Selected Topics in Architecture and Technology: Erosion Machines
ARC3721H F
Instructors: Zoe Coombes & David Boira
Meeting Section: L0101
Thursday, 9:00am - 12:00pm
Along with the development of digital tools for making, has come unique aesthetic sensibilities reflective of 21st-century making. Architects often legitimize the look and feel of computational design based on an assumed appreciation for mathematical rigour and respect for the designer's ability to master complexity. However, it is perhaps worth our time to remember that architects are exploring the limits of technological advances against a cultural backdrop that is as excited as it is distrustful of machines. How can design thrive in a world dominated by opposing emotions about the new? Secondarily, how can an expanded palate of form, interact with culturally sticky problems?
Students will be asked to work in pairs to produce a series of objects that are as modest in scale, as they are rich in atmosphere. Discovering ways of moving back and forth from the computer to the shop is a central activity of this elective. By moving from screen to object and back again, we will think about how to navigate from the familiar to the unfamiliar, the conceptually new to the materially timeless. Introduction to contemporary practices that wrestle with these tensions will accompany this structured process of making. Students will gain a foundation in the logic of the 3 axis CNC mill, and begin to see connections to wide variety of contemporary and historical tools for the construction of Architecture.
Conceptually, the course will expose students to debates within architecture about the role of the object. Through readings and discussion, students will wrestle with views that are at times at odds with one another and contemplate their validity in the face of their own process of making.
Students will leave the course with both machine skills as well as exposure to conceptual ideas that surround digital logic of making. Students are expected to have a basic understanding of surface modelling. Most importantly, students must bring a sincere interest in learning the logic and opportunities presented by the fabrication facilities at Daniels.

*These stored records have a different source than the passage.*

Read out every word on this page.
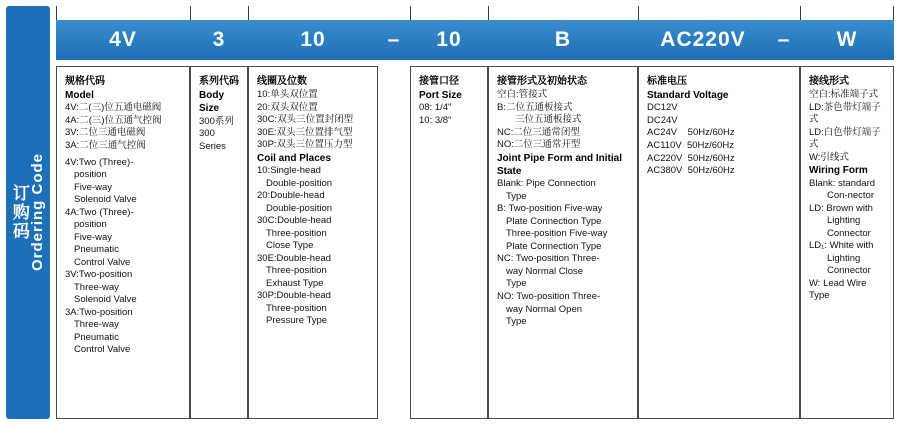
订购码 Ordering Code
4V	3	10	–	10	B	AC220V	–	W
规格代码
Model
4V:二(三)位五通电磁阀
4A:二(三)位五通气控阀
3V:二位三通电磁阀
3A:二位三通气控阀
4V:Two (Three)-
position
Five-way
Solenoid Valve
4A:Two (Three)-
position
Five-way
Pneumatic
Control Valve
3V:Two-position
Three-way
Solenoid Valve
3A:Two-position
Three-way
Pneumatic
Control Valve
系列代码
Body Size
300系列
300 Series
线圈及位数
10:单头双位置
20:双头双位置
30C:双头三位置封闭型
30E:双头三位置排气型
30P:双头三位置压力型
Coil and Places
10:Single-head
Double-position
20:Double-head
Double-position
30C:Double-head
Three-position
Close Type
30E:Double-head
Three-position
Exhaust Type
30P:Double-head
Three-position
Pressure Type
接管口径
Port Size
08: 1/4"
10: 3/8"
接管形式及初始状态
空白:管接式
B:二位五通板接式
三位五通板接式
NC:二位三通常闭型
NO:二位三通常开型
Joint Pipe Form and Initial State
Blank: Pipe Connection
Type
B: Two-position Five-way
Plate Connection Type
Three-position Five-way
Plate Connection Type
NC: Two-position Three-
way Normal Close
Type
NO: Two-position Three-
way Normal Open
Type
标准电压
Standard Voltage
DC12V
DC24V
AC24V    50Hz/60Hz
AC110V  50Hz/60Hz
AC220V  50Hz/60Hz
AC380V  50Hz/60Hz
接线形式
空白:标准端子式
LD:茶色带灯端子式
LD:白色带灯端子式
W:引线式
Wiring Form
Blank: standard
Con-nector
LD: Brown with
Lighting
Connector
LD₁: White with
Lighting
Connector
W: Lead Wire Type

COURSE OBJECTIVES: By the end of this course, a successful learner will have improved their familiarity with the three axis mill at Daniels and have a better understanding of its relationship to other parts of the fabrication facility. Students are expected to engage with the traditional shop and to see the newer, digitally driven tools as an extension of traditional ways of making rather than as a set of practices entirely divorced from all other ways of production.